At the same time, we stand up for ourselves as well; we recognize that pikuah nefesh, saving a life, has to be weighed in multiple directions. If you feel unsafe inviting over a friend or family member who is not vaccinated or does not want to wear a mask, that is your prerogative. If you own a private business, it may be your prerogative to limit those in your building to people who are vaccinated, or as Louisiana law states, masked. And as a customer, you have the ability to choose whether or not to shop in businesses that defy the mask mandate. Your actions towards staying safe not only benefit yourself, but also, those from whom you may try to isolate. Just as we are responsible for healing the other, we are also responsible for preventing the other’s illness or death.

For decades to come, we will speak about what was learned and gained from over a year of COVID-19, and I hope that part of our lesson will be our responsibility for each other’s health. If we are wearing masks and getting vaccinated for the benefit of those around us now, how else can we restructure our society to prevent the guilt of future illness and death in our midst?
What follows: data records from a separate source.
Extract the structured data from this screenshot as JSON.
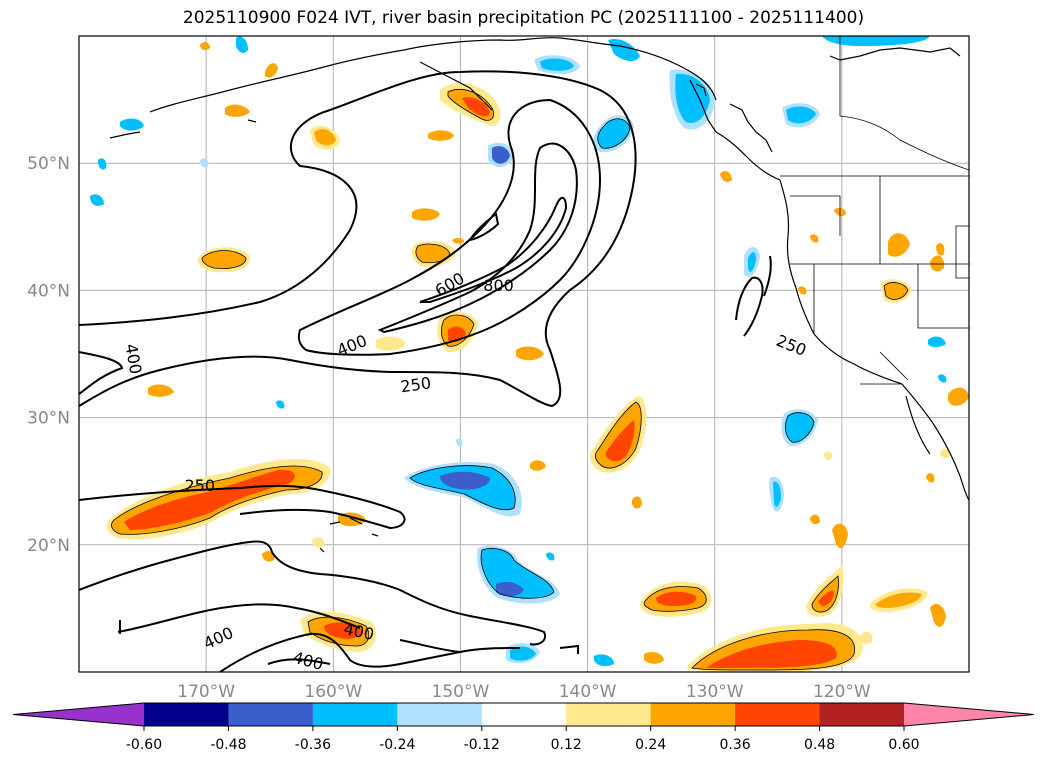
{
  "title": "2025110900 F024 IVT, river basin precipitation PC (2025111100 - 2025111400)",
  "map": {
    "projection": "plate-carree",
    "lon_range": [
      -180,
      -110
    ],
    "lat_range": [
      10,
      60
    ],
    "gridlines": true,
    "lon_ticks": [
      {
        "lon": -170,
        "label": "170°W"
      },
      {
        "lon": -160,
        "label": "160°W"
      },
      {
        "lon": -150,
        "label": "150°W"
      },
      {
        "lon": -140,
        "label": "140°W"
      },
      {
        "lon": -130,
        "label": "130°W"
      },
      {
        "lon": -120,
        "label": "120°W"
      }
    ],
    "lat_ticks": [
      {
        "lat": 20,
        "label": "20°N"
      },
      {
        "lat": 30,
        "label": "30°N"
      },
      {
        "lat": 40,
        "label": "40°N"
      },
      {
        "lat": 50,
        "label": "50°N"
      }
    ],
    "colors": {
      "gridline": "#b0b0b0",
      "coast": "#000000",
      "ivt_contour": "#000000",
      "tick_label": "#888888"
    }
  },
  "ivt_contour_labels": [
    {
      "text": "250",
      "lon": -153.5,
      "lat": 32.5,
      "angle": -8
    },
    {
      "text": "250",
      "lon": -170.5,
      "lat": 24.6,
      "angle": 0
    },
    {
      "text": "250",
      "lon": -124.0,
      "lat": 35.6,
      "angle": 22
    },
    {
      "text": "400",
      "lon": -175.8,
      "lat": 34.6,
      "angle": 80
    },
    {
      "text": "400",
      "lon": -158.5,
      "lat": 35.6,
      "angle": -22
    },
    {
      "text": "400",
      "lon": -169.0,
      "lat": 12.6,
      "angle": -25
    },
    {
      "text": "400",
      "lon": -158.0,
      "lat": 13.1,
      "angle": 12
    },
    {
      "text": "400",
      "lon": -162.0,
      "lat": 10.8,
      "angle": 15
    },
    {
      "text": "600",
      "lon": -150.8,
      "lat": 40.4,
      "angle": -30
    },
    {
      "text": "800",
      "lon": -147.0,
      "lat": 40.3,
      "angle": 0
    }
  ],
  "colorbar": {
    "ticks": [
      "-0.60",
      "-0.48",
      "-0.36",
      "-0.24",
      "-0.12",
      "0.12",
      "0.24",
      "0.36",
      "0.48",
      "0.60"
    ],
    "boundaries": [
      -0.6,
      -0.48,
      -0.36,
      -0.24,
      -0.12,
      0.12,
      0.24,
      0.36,
      0.48,
      0.6
    ],
    "colors": [
      "#9932cc",
      "#00008b",
      "#3a5fcd",
      "#00bfff",
      "#ade1ff",
      "#ffffff",
      "#ffe98c",
      "#ffa500",
      "#ff4500",
      "#b22222",
      "#ff85a9"
    ],
    "extend": "both"
  }
}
And when someone becomes sick or dies, how can we make sure that they are cared for, knowing that we have a stake in their wellness and their legacy? How will our experience during this pandemic affect the personal ways in which we help those around us, as well as the ways in which we vote?
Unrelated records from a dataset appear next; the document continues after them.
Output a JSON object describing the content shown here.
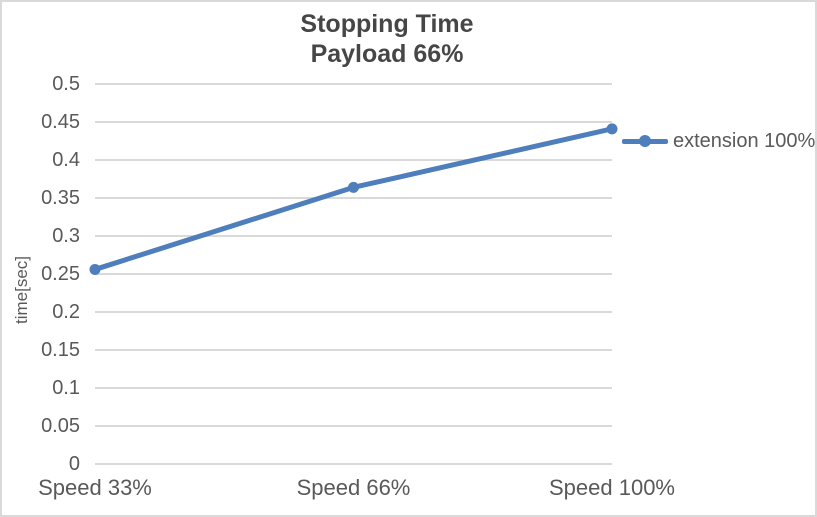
{
  "chart": {
    "title_line1": "Stopping Time",
    "title_line2": "Payload 66%",
    "y_axis_label": "time[sec]",
    "legend_label": "extension 100%",
    "colors": {
      "series": "#4E7EBB",
      "grid": "#D9D9D9",
      "axis_text": "#595959",
      "title_text": "#464646",
      "background": "#FFFFFF",
      "border": "#D9D9D9"
    }
  },
  "chart_data": {
    "type": "line",
    "title": "Stopping Time\nPayload 66%",
    "categories": [
      "Speed 33%",
      "Speed 66%",
      "Speed 100%"
    ],
    "series": [
      {
        "name": "extension 100%",
        "values": [
          0.256,
          0.364,
          0.441
        ]
      }
    ],
    "xlabel": "",
    "ylabel": "time[sec]",
    "ylim": [
      0,
      0.5
    ],
    "yticks": [
      "0",
      "0.05",
      "0.1",
      "0.15",
      "0.2",
      "0.25",
      "0.3",
      "0.35",
      "0.4",
      "0.45",
      "0.5"
    ],
    "grid": true,
    "legend_position": "right",
    "marker": "circle",
    "line_width": 5
  }
}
As I have taught from this bimah many times before, כל ישראל ערבים זה בזה - all of Israel is intertwined with one another. Now more than ever, it is becoming clear that this Talmudic teaching expands beyond the people of Israel - when we thrive, our neighbors thrive, and when we fall, they fall too. Quite literally, during COVID times, our own health depends on the health of those around us, a reality that begs compassion for each person we meet. My greatest hope after the fear of COVID subsides is that we never forget the importance of that knowledge, that each and every one of us, regardless of status or belief, deserves care, and ultimately, life. Shabbat Shalom.